Türk Tabipleri Birliği ve tabip odaları, 2007 yılından başlayarak sağlıkta şiddetin artması üzerine, öncelikle şiddetin nedenlerine yönelik çalışmalar yaptı. Bu kapsamda bir dizi tedbiri Sağlık Bakanlığı’na önerdi. Bu öneriler içinde elbette şiddeti yaratan nedenlerin ortadan kaldırılması başta geliyordu. Bunların yanında, ilk sorunuzda belirttiğim üzere Türk Ceza Kanunu’na ek madde önerisinin kanunlaştırılması, sağlık çalışanlarına yönelik şiddetin aynı zamanda kamuya verilen sağlık hizmetlerini aksatması dikkate alınarak, sağlık personelinin şikayeti aranmadan kamu adına takip edilmesi, işyerlerinde şiddetin ortadan kaldırılması için gerekli önlemleri belirleyip almak üzere, çalışanların temsilcilerinin yer aldığı, gerekli yetki ve yaptırım gücüne sahip işyeri sağlık ve güvenlik komiteleri oluşturulması, iş yükünün azaltılması, çalışanlara eğitim verilmesi, şiddet nedeniyle çalışamayanlara ödemelerinin çalışmış gibi ödenmesi, şiddete uğrayan personelin hizmetten çekilme hakkını kullanabilmesi, toplumun bilgilendirilmesi ve daha birçok öneri sunuldu. Bunlara Sağlık Bakanlığı tarafından başta karşı çıkıldı, kabul edilmedi. Şiddetin artması ve sağlık çalışanlarının, mesleki ve sendikal örgütlerinin tepkileri, hukuki girişimler sonucu, bugün şiddetin iş kazası sayılması, kamu avukatlarının mağdur yanında davalara katılması dahil olmak üzere kimi öneriler kabul edilerek düzenlemeler yapıldı.,
‘Devlet yetkililerini eleştirmek suç kabul edilirken, sağlık personelini öldüresiye darp edenlere ‘tölerans’ gösteriliyor’
Yasaların içeriği nedir? Bu yasalar yeterli midir? Geçtiğimiz haftalarda çıkarılan sağlık torba yasasında cezai yaptırımlar konusunda eklemeler ya da değişiklikler yapıldı mı?

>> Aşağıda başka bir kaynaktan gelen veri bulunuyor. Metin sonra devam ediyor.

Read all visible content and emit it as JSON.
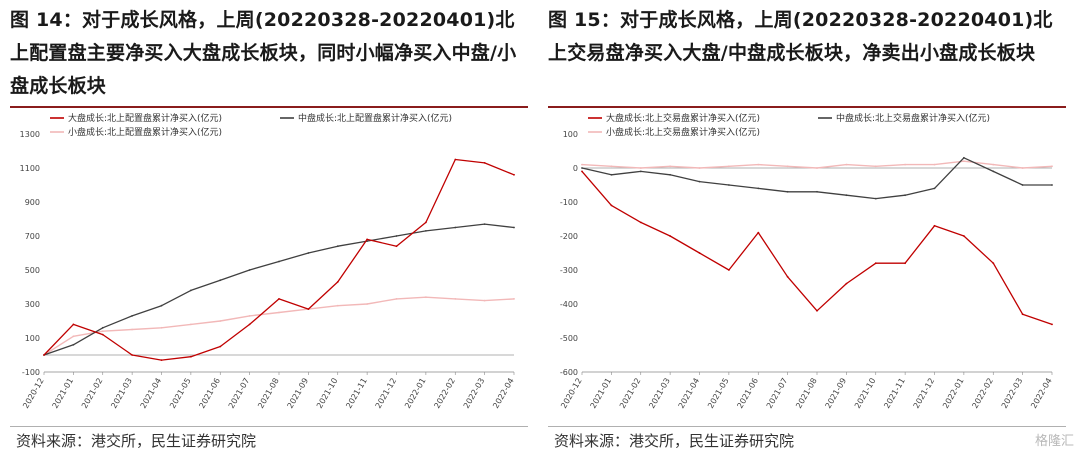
{
  "figures": [
    {
      "title": "图 14：对于成长风格，上周(20220328-20220401)北上配置盘主要净买入大盘成长板块，同时小幅净买入中盘/小盘成长板块",
      "source": "资料来源：港交所，民生证券研究院"
    },
    {
      "title": "图 15：对于成长风格，上周(20220328-20220401)北上交易盘净买入大盘/中盘成长板块，净卖出小盘成长板块",
      "source": "资料来源：港交所，民生证券研究院"
    }
  ],
  "watermark": "格隆汇",
  "colors": {
    "large": "#c00000",
    "mid": "#404040",
    "small": "#f2b8b8",
    "accent": "#8a1c1c"
  },
  "chart_data": [
    {
      "type": "line",
      "x": [
        "2020-12",
        "2021-01",
        "2021-02",
        "2021-03",
        "2021-04",
        "2021-05",
        "2021-06",
        "2021-07",
        "2021-08",
        "2021-09",
        "2021-10",
        "2021-11",
        "2021-12",
        "2022-01",
        "2022-02",
        "2022-03",
        "2022-04"
      ],
      "ylim": [
        -100,
        1300
      ],
      "yticks": [
        -100,
        100,
        300,
        500,
        700,
        900,
        1100,
        1300
      ],
      "series": [
        {
          "name": "大盘成长:北上配置盘累计净买入(亿元)",
          "values": [
            0,
            180,
            120,
            0,
            -30,
            -10,
            50,
            180,
            330,
            270,
            430,
            680,
            640,
            780,
            1150,
            1130,
            1060
          ]
        },
        {
          "name": "中盘成长:北上配置盘累计净买入(亿元)",
          "values": [
            0,
            60,
            160,
            230,
            290,
            380,
            440,
            500,
            550,
            600,
            640,
            670,
            700,
            730,
            750,
            770,
            750
          ]
        },
        {
          "name": "小盘成长:北上配置盘累计净买入(亿元)",
          "values": [
            0,
            110,
            140,
            150,
            160,
            180,
            200,
            230,
            250,
            270,
            290,
            300,
            330,
            340,
            330,
            320,
            330
          ]
        }
      ]
    },
    {
      "type": "line",
      "x": [
        "2020-12",
        "2021-01",
        "2021-02",
        "2021-03",
        "2021-04",
        "2021-05",
        "2021-06",
        "2021-07",
        "2021-08",
        "2021-09",
        "2021-10",
        "2021-11",
        "2021-12",
        "2022-01",
        "2022-02",
        "2022-03",
        "2022-04"
      ],
      "ylim": [
        -600,
        100
      ],
      "yticks": [
        -600,
        -500,
        -400,
        -300,
        -200,
        -100,
        0,
        100
      ],
      "series": [
        {
          "name": "大盘成长:北上交易盘累计净买入(亿元)",
          "values": [
            -10,
            -110,
            -160,
            -200,
            -250,
            -300,
            -190,
            -320,
            -420,
            -340,
            -280,
            -280,
            -170,
            -200,
            -280,
            -430,
            -460
          ]
        },
        {
          "name": "中盘成长:北上交易盘累计净买入(亿元)",
          "values": [
            0,
            -20,
            -10,
            -20,
            -40,
            -50,
            -60,
            -70,
            -70,
            -80,
            -90,
            -80,
            -60,
            30,
            -10,
            -50,
            -50
          ]
        },
        {
          "name": "小盘成长:北上交易盘累计净买入(亿元)",
          "values": [
            10,
            5,
            0,
            5,
            0,
            5,
            10,
            5,
            0,
            10,
            5,
            10,
            10,
            20,
            10,
            0,
            5
          ]
        }
      ]
    }
  ]
}
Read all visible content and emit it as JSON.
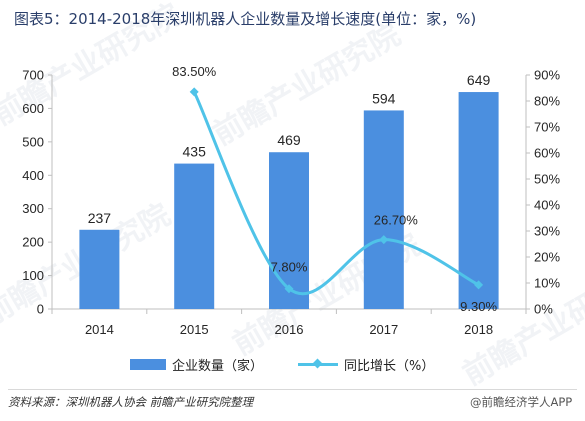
{
  "title": "图表5：2014-2018年深圳机器人企业数量及增长速度(单位：家，%)",
  "source": "资料来源：深圳机器人协会 前瞻产业研究院整理",
  "brand": "@前瞻经济学人APP",
  "watermark": "前瞻产业研究院",
  "colors": {
    "bar": "#4b8fdf",
    "line": "#4fc3e8",
    "axis": "#bfbfbf",
    "text": "#262626"
  },
  "chart_data": {
    "type": "bar",
    "categories": [
      "2014",
      "2015",
      "2016",
      "2017",
      "2018"
    ],
    "series": [
      {
        "name": "企业数量（家）",
        "type": "bar",
        "axis": "left",
        "values": [
          237,
          435,
          469,
          594,
          649
        ],
        "labels": [
          "237",
          "435",
          "469",
          "594",
          "649"
        ]
      },
      {
        "name": "同比增长（%）",
        "type": "line",
        "axis": "right",
        "values": [
          null,
          83.5,
          7.8,
          26.7,
          9.3
        ],
        "labels": [
          "",
          "83.50%",
          "7.80%",
          "26.70%",
          "9.30%"
        ]
      }
    ],
    "y_left": {
      "ylim": [
        0,
        700
      ],
      "ticks": [
        0,
        100,
        200,
        300,
        400,
        500,
        600,
        700
      ],
      "tick_labels": [
        "0",
        "100",
        "200",
        "300",
        "400",
        "500",
        "600",
        "700"
      ]
    },
    "y_right": {
      "ylim": [
        0,
        90
      ],
      "ticks": [
        0,
        10,
        20,
        30,
        40,
        50,
        60,
        70,
        80,
        90
      ],
      "tick_labels": [
        "0%",
        "10%",
        "20%",
        "30%",
        "40%",
        "50%",
        "60%",
        "70%",
        "80%",
        "90%"
      ]
    },
    "grid": false,
    "legend": "bottom"
  }
}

2014 yılının Ocak ayında sağlıkta şiddeti çözeceği ileri sürülerek, kasten yaralama suçu tutuklamanedeni varsayılan suçlardan sayıldı 1 ve özel sağlık kurum ve kuruluşlarında görev yapan personel, bu görevleriyle bağlantılı olarak kendilerine karşı işlenen suçlar bakımından kamu görevlisi kabul edildi. İddiaya göre bu düzenleme sonucu sağlık personeline şiddet uygulayanlar tutuklanacak, tutuklanma kaygısı kişilerin şiddete yönelmesini ortadan kaldıracaktı. Oysa yaralamanın derecesine göre öngörülen ceza miktarı çoğu zaman tutuksuz yargılamayı gerektirdiği toplumun gözünden kaçırıldı. Ayrıca mahkemeler tarafından, devlet yetkililerini eleştirenlere karşı tutuklama nedenleri var sayılırken, sağlık personelini öldüresiye darp edenlere karşı anlaşılması güç bir “tölerans” gösterildiğini de görüyoruz.
‘’Sağlık Torba Yasasının 24. Maddesindeki düzenleme suçun önlenmesine yönelik bir içeriğe sahip değildir’’
Türk Tabipleri Birliği o zaman bu düzenlemelerin sağlıkta şiddeti önlemeye elverişli ve yeterli olmadığını, hekimlerin, sağlık çalışanlarının sağlığının ve canlarının korunması, sağlık hakkının güvence altına alınması için Sağlıkta Şiddete Dair Meclis Araştırma Raporunda yer alan önlemlerin bir parçası olarak acil bir suç ve ceza maddesine ihtiyaç olduğunu söyledi. Bugüne kadar geçen zaman 2014 yılında yapılan düzenlemenin etkisizliğini gösterdi. Geçenlerde kabul edilen “Sağlık Torba” Yasasının 24. Maddesindeki düzenlemede sorunun özüne yani suçun önlenmesine yönelik bir içeriğe sahip değildir. Esasen zaten kolluğun ve Cumhuriyet Savcılığının Ceza Yargılaması ve Güvenlik Mevzuatı hükümleri uyarınca yapması gereken görevleri ikinci bir kez 3359 sayılı Sağlık Hizmetleri Temel Kanunun 12. Maddesine ek paragraf olarak koymaktadır. Bu nedenle içi boş, çözüm getirme yetisinden yoksun bir düzenlemedir. Eğer, devleti yönetenler sağlıkta şiddeti önlemede gerçekten katkısı olacak bir yasa yapmak isteseler, Türk Tabipleri Birliğinin dünya örnekleri, deneyimleri ile uyumlu düzenlemesini dikkate almaları beklenir.
*12 Ocak 2014 tarih ve 6514 sayılı Kanunun 47. Maddesi ile 3359 sayılı Kanuna eklenen Ek 12 inci madde.
Ziynet Özçelik kimdir?
1989 yılında Ankara Üniversitesi Hukuk Fakültesinden mezun olmuştur. Avukatlık stajının ardından 1990 yılında Ankara’da serbest avukatlık yapmaya başlamıştır. Sağlık alanı ile ilgilidanışmanlık ve avukatlık faaliyetlerine 1992 yılında başlamış olup halen bu alanda çalışmalarını sürdürmektedir. Sağlık hakkının gerçekleştirilmesine yönelik çalışmalar ile sağlık hizmetlerinde görev alan ekip üyelerinin eğitimlerinden başlayarak her türlü akademik, mesleki, özlük hakları ile ilgili çalışmalar ilgi alanına girmektedir.